The pertinent part of Section 120.71(1), Florida Statutes, provides:

 

Notwithstanding the provisions of s. 112.3143, any individual serving alone or with others as an agency head may be disqualified from serving in an agency proceeding for bias, prejudice, or interest when any party to the agency proceeding shows just cause by a suggestion filed within a reasonable period of time prior to the agency proceeding.  If the disqualified individual holds his position by appointment, the appointing power may appoint a substitute to serve in the matter from which the individual is disqualified.

 

Generally, the term "office" embraces the idea of tenure, duration, emolument, and duties, and pertains to a permanent public trust to be exercised in behalf of government.  All of these elements taken together constitute a public office.  See 9 Fla Jur 2d, Civil Servants, Section 2.  It is an essential element of a public office that the duties thereof are continuing and permanent in their nature, and not occasional or intermittent.  9 Fla Jur 2d, Civil Servants, Section 4.  Here, where substitute appointees do not hold an office for any duration or term, but sit to decide one case only, an essential element is lacking for determining that the substitute appointee holds a "public office."
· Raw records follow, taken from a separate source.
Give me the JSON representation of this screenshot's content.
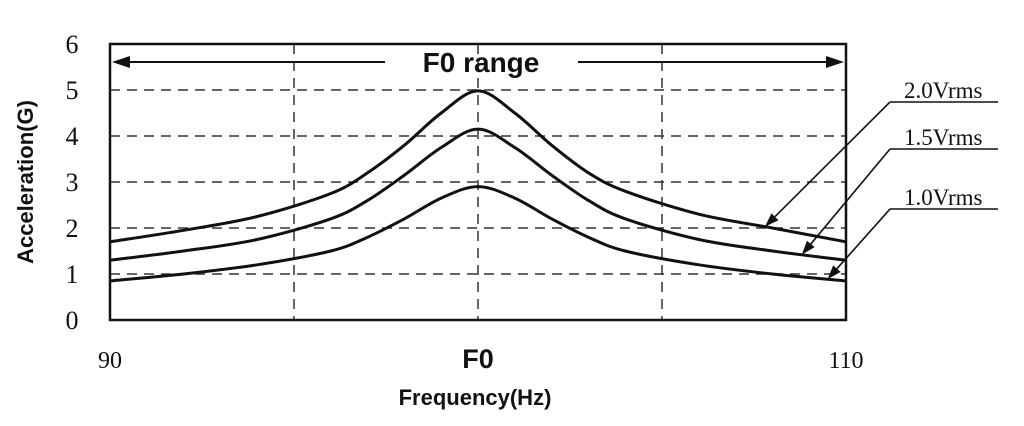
{
  "chart_data": {
    "type": "line",
    "title": "",
    "xlabel": "Frequency(Hz)",
    "ylabel": "Acceleration(G)",
    "xlim": [
      90,
      110
    ],
    "ylim": [
      0,
      6
    ],
    "x_ticks": [
      {
        "value": 90,
        "label": "90"
      },
      {
        "value": 100,
        "label": "F0"
      },
      {
        "value": 110,
        "label": "110"
      }
    ],
    "y_ticks": [
      "0",
      "1",
      "2",
      "3",
      "4",
      "5",
      "6"
    ],
    "grid": true,
    "range_annotation": {
      "label": "F0 range",
      "from": 90,
      "to": 110
    },
    "x": [
      90,
      92,
      94,
      96,
      97,
      98,
      99,
      100,
      101,
      102,
      103,
      104,
      106,
      108,
      110
    ],
    "series": [
      {
        "name": "2.0Vrms",
        "values": [
          1.7,
          1.95,
          2.25,
          2.75,
          3.2,
          3.8,
          4.5,
          4.98,
          4.5,
          3.8,
          3.2,
          2.8,
          2.3,
          2.0,
          1.7
        ]
      },
      {
        "name": "1.5Vrms",
        "values": [
          1.3,
          1.5,
          1.75,
          2.2,
          2.6,
          3.15,
          3.75,
          4.15,
          3.75,
          3.15,
          2.6,
          2.2,
          1.75,
          1.5,
          1.3
        ]
      },
      {
        "name": "1.0Vrms",
        "values": [
          0.85,
          1.0,
          1.2,
          1.5,
          1.8,
          2.2,
          2.65,
          2.9,
          2.65,
          2.2,
          1.8,
          1.5,
          1.2,
          1.0,
          0.85
        ]
      }
    ]
  }
}
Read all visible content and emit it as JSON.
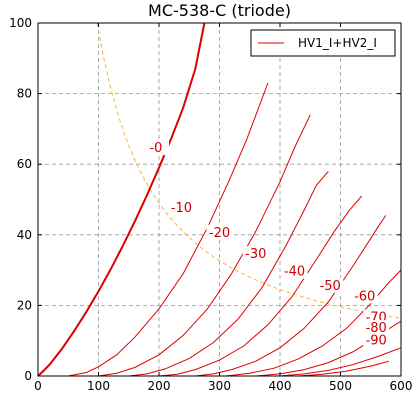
{
  "chart_data": {
    "type": "line",
    "title": "MC-538-C (triode)",
    "xlabel": "",
    "ylabel": "",
    "xlim": [
      0,
      600
    ],
    "ylim": [
      0,
      100
    ],
    "x_ticks": [
      0,
      100,
      200,
      300,
      400,
      500,
      600
    ],
    "y_ticks": [
      0,
      20,
      40,
      60,
      80,
      100
    ],
    "grid": true,
    "legend": {
      "position": "top-right",
      "entries": [
        "HV1_I+HV2_I"
      ]
    },
    "colors": {
      "curves": "#dd0000",
      "dissipation": "#f0b840",
      "grid": "#9a9a9a"
    },
    "series": [
      {
        "label": "-0",
        "label_at": [
          195,
          64
        ],
        "points": [
          [
            0,
            0
          ],
          [
            10,
            1.6
          ],
          [
            20,
            3.4
          ],
          [
            40,
            7.8
          ],
          [
            60,
            12.8
          ],
          [
            80,
            18.2
          ],
          [
            100,
            24
          ],
          [
            120,
            30.2
          ],
          [
            140,
            36.8
          ],
          [
            160,
            43.8
          ],
          [
            180,
            51.2
          ],
          [
            200,
            59
          ],
          [
            220,
            67.2
          ],
          [
            240,
            76
          ],
          [
            260,
            87
          ],
          [
            275,
            100
          ]
        ]
      },
      {
        "label": "-10",
        "label_at": [
          237,
          47
        ],
        "points": [
          [
            50,
            0
          ],
          [
            80,
            1
          ],
          [
            100,
            2.6
          ],
          [
            130,
            6
          ],
          [
            160,
            11
          ],
          [
            200,
            19
          ],
          [
            240,
            29
          ],
          [
            280,
            42
          ],
          [
            315,
            55
          ],
          [
            345,
            67
          ],
          [
            380,
            83
          ]
        ]
      },
      {
        "label": "-20",
        "label_at": [
          300,
          40
        ],
        "points": [
          [
            100,
            0
          ],
          [
            130,
            0.8
          ],
          [
            160,
            2.4
          ],
          [
            200,
            6
          ],
          [
            240,
            11.5
          ],
          [
            280,
            19
          ],
          [
            320,
            29
          ],
          [
            360,
            41
          ],
          [
            400,
            55
          ],
          [
            425,
            65
          ],
          [
            450,
            74
          ]
        ]
      },
      {
        "label": "-30",
        "label_at": [
          360,
          34
        ],
        "points": [
          [
            150,
            0
          ],
          [
            180,
            0.6
          ],
          [
            210,
            2
          ],
          [
            250,
            5
          ],
          [
            290,
            9.5
          ],
          [
            330,
            16
          ],
          [
            370,
            25
          ],
          [
            410,
            37
          ],
          [
            440,
            47
          ],
          [
            460,
            54
          ],
          [
            480,
            58
          ]
        ]
      },
      {
        "label": "-40",
        "label_at": [
          424,
          29
        ],
        "points": [
          [
            200,
            0
          ],
          [
            230,
            0.5
          ],
          [
            260,
            1.8
          ],
          [
            300,
            4.5
          ],
          [
            340,
            8.5
          ],
          [
            380,
            14.5
          ],
          [
            420,
            22.5
          ],
          [
            460,
            33
          ],
          [
            490,
            41
          ],
          [
            515,
            47
          ],
          [
            535,
            51
          ]
        ]
      },
      {
        "label": "-50",
        "label_at": [
          483,
          25
        ],
        "points": [
          [
            260,
            0
          ],
          [
            290,
            0.6
          ],
          [
            320,
            1.8
          ],
          [
            360,
            4.2
          ],
          [
            400,
            8
          ],
          [
            440,
            13.5
          ],
          [
            480,
            21
          ],
          [
            520,
            31
          ],
          [
            550,
            39
          ],
          [
            565,
            43
          ],
          [
            575,
            45.5
          ]
        ]
      },
      {
        "label": "-60",
        "label_at": [
          540,
          22
        ],
        "points": [
          [
            310,
            0
          ],
          [
            350,
            0.8
          ],
          [
            390,
            2.2
          ],
          [
            430,
            4.8
          ],
          [
            470,
            8.5
          ],
          [
            510,
            13.5
          ],
          [
            550,
            20.5
          ],
          [
            580,
            26.5
          ],
          [
            600,
            30
          ]
        ]
      },
      {
        "label": "-70",
        "label_at": [
          559,
          16
        ],
        "points": [
          [
            360,
            0
          ],
          [
            400,
            0.6
          ],
          [
            440,
            1.8
          ],
          [
            480,
            3.8
          ],
          [
            520,
            6.8
          ],
          [
            560,
            11
          ],
          [
            590,
            14.5
          ],
          [
            600,
            15.5
          ]
        ]
      },
      {
        "label": "-80",
        "label_at": [
          559,
          13
        ],
        "points": [
          [
            400,
            0
          ],
          [
            440,
            0.6
          ],
          [
            480,
            1.6
          ],
          [
            520,
            3.2
          ],
          [
            560,
            5.4
          ],
          [
            600,
            8
          ]
        ]
      },
      {
        "label": "-90",
        "label_at": [
          559,
          9.5
        ],
        "points": [
          [
            430,
            0
          ],
          [
            470,
            0.5
          ],
          [
            510,
            1.4
          ],
          [
            550,
            2.8
          ],
          [
            580,
            4.2
          ]
        ]
      }
    ]
  }
}
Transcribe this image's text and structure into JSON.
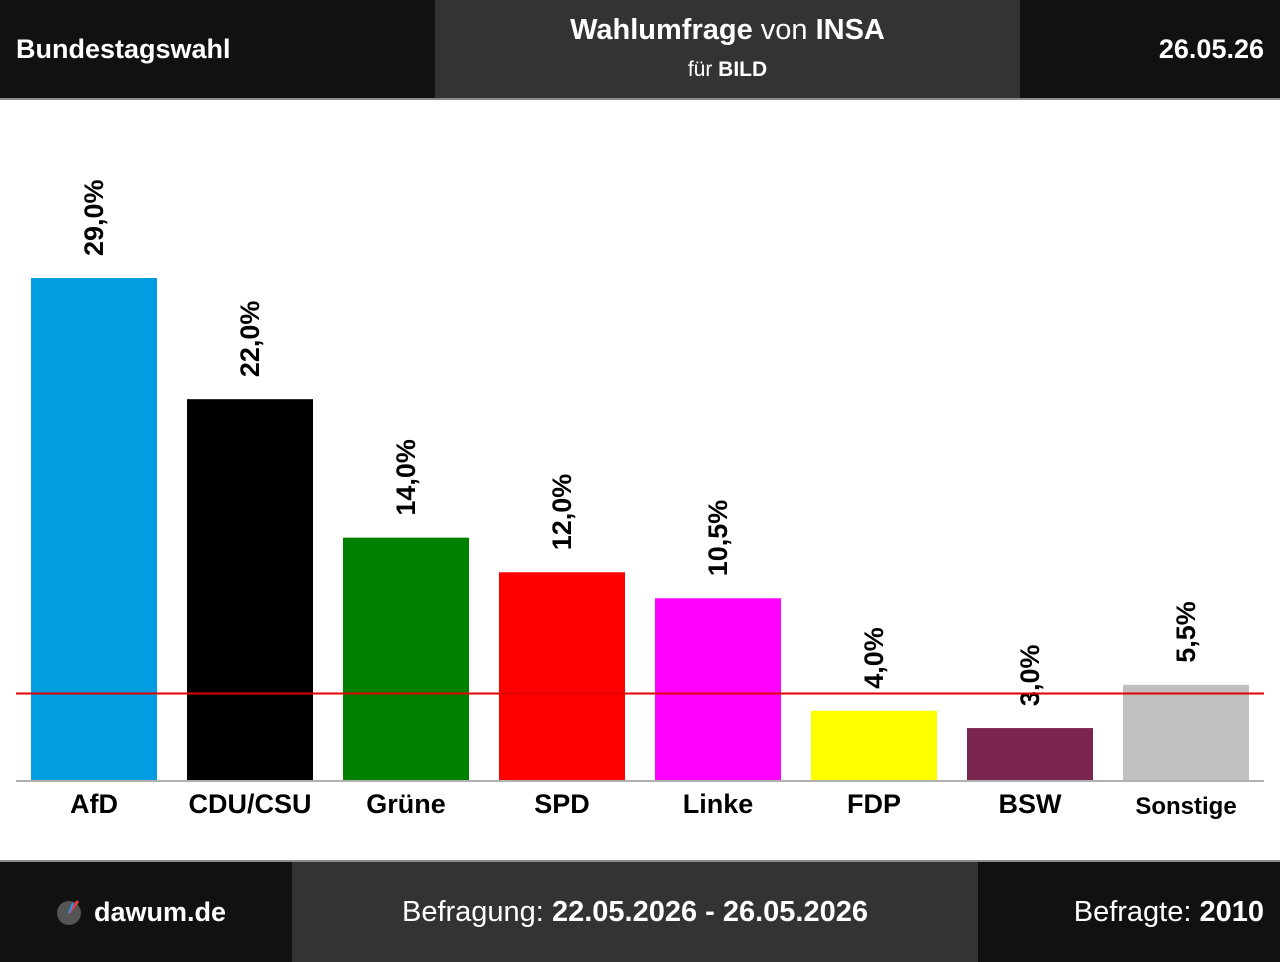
{
  "header": {
    "title": "Bundestagswahl",
    "poll_word": "Wahlumfrage",
    "von_word": "von",
    "institute": "INSA",
    "fuer_word": "für",
    "client": "BILD",
    "date": "26.05.26"
  },
  "footer": {
    "site": "dawum.de",
    "survey_label": "Befragung:",
    "survey_period": "22.05.2026 - 26.05.2026",
    "respondents_label": "Befragte:",
    "respondents": "2010"
  },
  "chart_data": {
    "type": "bar",
    "categories": [
      "AfD",
      "CDU/CSU",
      "Grüne",
      "SPD",
      "Linke",
      "FDP",
      "BSW",
      "Sonstige"
    ],
    "values": [
      29.0,
      22.0,
      14.0,
      12.0,
      10.5,
      4.0,
      3.0,
      5.5
    ],
    "value_labels": [
      "29,0%",
      "22,0%",
      "14,0%",
      "12,0%",
      "10,5%",
      "4,0%",
      "3,0%",
      "5,5%"
    ],
    "colors": [
      "#009ee0",
      "#000000",
      "#008000",
      "#ff0000",
      "#ff00ff",
      "#ffff00",
      "#7b2450",
      "#c0c0c0"
    ],
    "threshold": 5,
    "threshold_color": "#e00000",
    "ylim": [
      0,
      29
    ],
    "grid": false
  }
}
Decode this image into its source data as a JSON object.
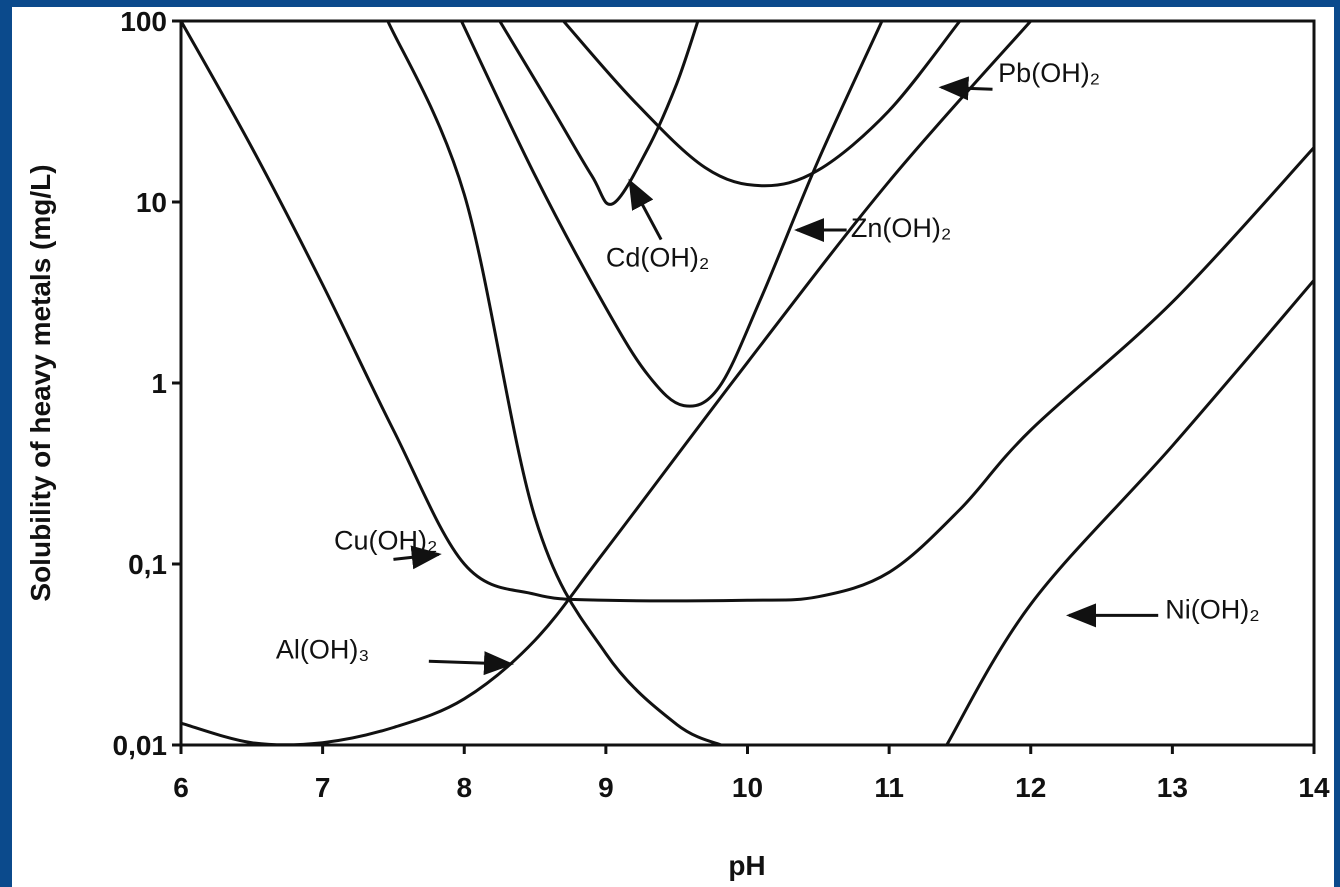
{
  "chart_data": {
    "type": "line",
    "xlabel": "pH",
    "ylabel": "Solubility of heavy metals (mg/L)",
    "xlim": [
      6,
      14
    ],
    "ylim": [
      0.01,
      100
    ],
    "yscale": "log",
    "grid": false,
    "x_ticks": [
      "6",
      "7",
      "8",
      "9",
      "10",
      "11",
      "12",
      "13",
      "14"
    ],
    "y_ticks": [
      "0,01",
      "0,1",
      "1",
      "10",
      "100"
    ],
    "series": [
      {
        "name": "Cu(OH)₂",
        "points": [
          [
            6.0,
            100
          ],
          [
            6.5,
            20
          ],
          [
            7.0,
            3.5
          ],
          [
            7.5,
            0.55
          ],
          [
            8.0,
            0.1
          ],
          [
            8.5,
            0.068
          ],
          [
            9.0,
            0.063
          ],
          [
            10.0,
            0.063
          ],
          [
            10.5,
            0.066
          ],
          [
            11.0,
            0.09
          ],
          [
            11.5,
            0.2
          ],
          [
            12.0,
            0.55
          ],
          [
            13.0,
            2.8
          ],
          [
            14.0,
            20
          ]
        ]
      },
      {
        "name": "Al(OH)₃",
        "points": [
          [
            6.0,
            0.0132
          ],
          [
            6.5,
            0.0103
          ],
          [
            7.0,
            0.0103
          ],
          [
            7.5,
            0.0125
          ],
          [
            8.0,
            0.018
          ],
          [
            8.5,
            0.038
          ],
          [
            9.0,
            0.12
          ],
          [
            10.0,
            1.3
          ],
          [
            11.0,
            13
          ],
          [
            12.0,
            100
          ]
        ]
      },
      {
        "name": "Cd(OH)₂",
        "points": [
          [
            7.46,
            100
          ],
          [
            8.0,
            11
          ],
          [
            8.5,
            0.18
          ],
          [
            9.0,
            0.032
          ],
          [
            9.5,
            0.013
          ],
          [
            9.83,
            0.0099
          ]
        ]
      },
      {
        "name": "Zn(OH)₂",
        "points": [
          [
            7.98,
            100
          ],
          [
            8.5,
            14
          ],
          [
            9.0,
            2.6
          ],
          [
            9.3,
            1.1
          ],
          [
            9.55,
            0.75
          ],
          [
            9.8,
            0.95
          ],
          [
            10.1,
            3.0
          ],
          [
            10.5,
            17
          ],
          [
            10.95,
            100
          ]
        ]
      },
      {
        "name": "Pb(OH)₂",
        "points": [
          [
            8.25,
            100
          ],
          [
            8.6,
            35
          ],
          [
            8.9,
            14
          ],
          [
            9.05,
            9.8
          ],
          [
            9.3,
            20
          ],
          [
            9.5,
            45
          ],
          [
            9.65,
            100
          ]
        ]
      },
      {
        "name": "",
        "points": [
          [
            8.7,
            100
          ],
          [
            9.2,
            36
          ],
          [
            9.7,
            15.5
          ],
          [
            10.1,
            12.3
          ],
          [
            10.5,
            15
          ],
          [
            11.0,
            32
          ],
          [
            11.5,
            100
          ]
        ]
      },
      {
        "name": "Ni(OH)₂",
        "points": [
          [
            11.4,
            0.0098
          ],
          [
            12.0,
            0.06
          ],
          [
            13.0,
            0.45
          ],
          [
            14.0,
            3.7
          ]
        ]
      }
    ],
    "annotations": [
      {
        "text": "Cu(OH)₂",
        "label_at": [
          7.08,
          0.12
        ],
        "arrow_from": [
          7.5,
          0.106
        ],
        "arrow_to": [
          7.82,
          0.113
        ]
      },
      {
        "text": "Al(OH)₃",
        "label_at": [
          6.67,
          0.03
        ],
        "arrow_from": [
          7.75,
          0.029
        ],
        "arrow_to": [
          8.33,
          0.028
        ]
      },
      {
        "text": "Cd(OH)₂",
        "label_at": [
          9.0,
          4.4
        ],
        "arrow_from": [
          9.39,
          6.2
        ],
        "arrow_to": [
          9.17,
          13
        ]
      },
      {
        "text": "Zn(OH)₂",
        "label_at": [
          10.73,
          6.4
        ],
        "arrow_from": [
          10.7,
          7.0
        ],
        "arrow_to": [
          10.35,
          7.0
        ]
      },
      {
        "text": "Pb(OH)₂",
        "label_at": [
          11.77,
          46
        ],
        "arrow_from": [
          11.73,
          42
        ],
        "arrow_to": [
          11.37,
          43
        ]
      },
      {
        "text": "Ni(OH)₂",
        "label_at": [
          12.95,
          0.05
        ],
        "arrow_from": [
          12.9,
          0.052
        ],
        "arrow_to": [
          12.27,
          0.052
        ]
      }
    ]
  }
}
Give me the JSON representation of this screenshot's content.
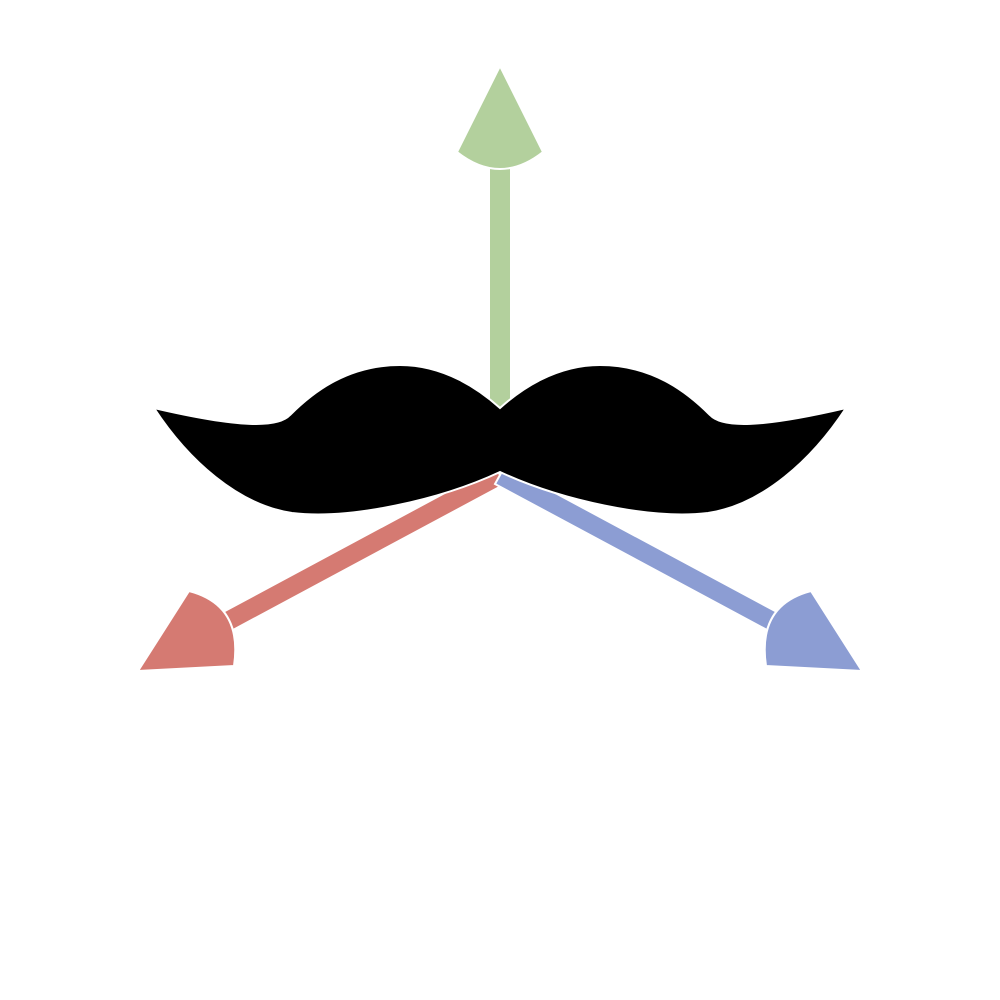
{
  "logo": {
    "icon": "mustache-axes-logo",
    "colors": {
      "background": "#ffffff",
      "mustache": "#000000",
      "outline": "#ffffff",
      "axis_up": "#b3d09d",
      "axis_left": "#d57a72",
      "axis_right": "#8c9dd3"
    }
  }
}
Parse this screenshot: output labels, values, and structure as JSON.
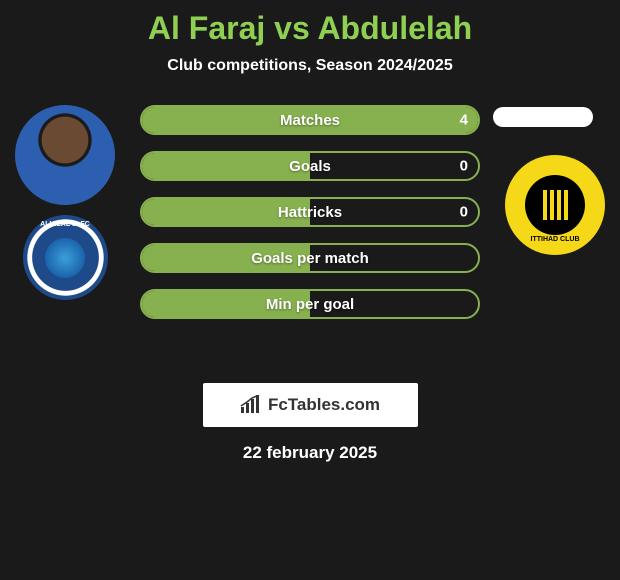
{
  "title": {
    "text": "Al Faraj vs Abdulelah",
    "color": "#8fcf52",
    "fontsize": 32
  },
  "subtitle": "Club competitions, Season 2024/2025",
  "accent_color": "#87b04e",
  "background_color": "#1a1a1a",
  "text_color": "#ffffff",
  "stats": [
    {
      "label": "Matches",
      "left_value": "4",
      "left_fill_pct": 100
    },
    {
      "label": "Goals",
      "left_value": "0",
      "left_fill_pct": 50
    },
    {
      "label": "Hattricks",
      "left_value": "0",
      "left_fill_pct": 50
    },
    {
      "label": "Goals per match",
      "left_value": "",
      "left_fill_pct": 50
    },
    {
      "label": "Min per goal",
      "left_value": "",
      "left_fill_pct": 50
    }
  ],
  "stat_bar": {
    "height": 30,
    "border_radius": 15,
    "border_color": "#87b04e",
    "fill_color": "#87b04e",
    "gap": 16,
    "label_fontsize": 15
  },
  "player_left": {
    "name": "Al Faraj",
    "photo_bg": "#2d5fb0"
  },
  "club_left": {
    "name": "Al Hilal",
    "label": "ALHILAL S. FC",
    "primary_color": "#1e4a8a"
  },
  "club_right": {
    "name": "Al Ittihad",
    "label": "ITTIHAD CLUB",
    "primary_color": "#f5d817",
    "secondary_color": "#000000"
  },
  "brand": {
    "text": "FcTables.com",
    "icon": "bar-chart"
  },
  "date": "22 february 2025"
}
Further, in AGO 73-218, the Attorney General opined that persons appointed as substitute members of boards and commissions under the predecessor to Section 120.71 did not require Senate confirmation, notwithstanding whether the regular members of those same boards and commissions required confirmation by the Senate.  AGO 73-218 stated:

 

It is not reasonable to conclude that the legislature intended that, if a substitute must be made during a time when the Senate is in session, the Senate is required to interrupt its work on important legislative matters to confirm the designation of a substitute to serve in 'a particular investigation, inquiry, hearing, trial, appeal, matter or thing' that may last as little as one hour or one day.

 

Since substitute appointees serve for a limited period, in a limited capacity, we opine that it is not reasonable to conclude that a substitute P.E.R.C. Commissioner is an "appointed state officer" for purposes of the post‑officeholding restrictions contained in Section 112.313(9), Florida Statutes.  In an opinion involving financial disclosure, CEO 80-85, we opined that alternate directors of the Florida Municipal Power Agency were not "local officers" required to file financial disclosure, where those alternate directors were temporary substitutes who were "filling-in" for regular members of the agency and were not considered to be members of its board of directors.  Similarly, we find that you would not be subject to the two-year "revolving door" prohibition against representing clients before P.E.R.C. were you to accept appointment as a substitute P.E.R.C. Commissioner pursuant to Section 120.71, Florida Statutes.

Your question is answered accordingly.

 

ORDERED by the State of Florida Commission on Ethics meeting in public session on October 12, 1995, and RENDERED this 13th day of October, 1995.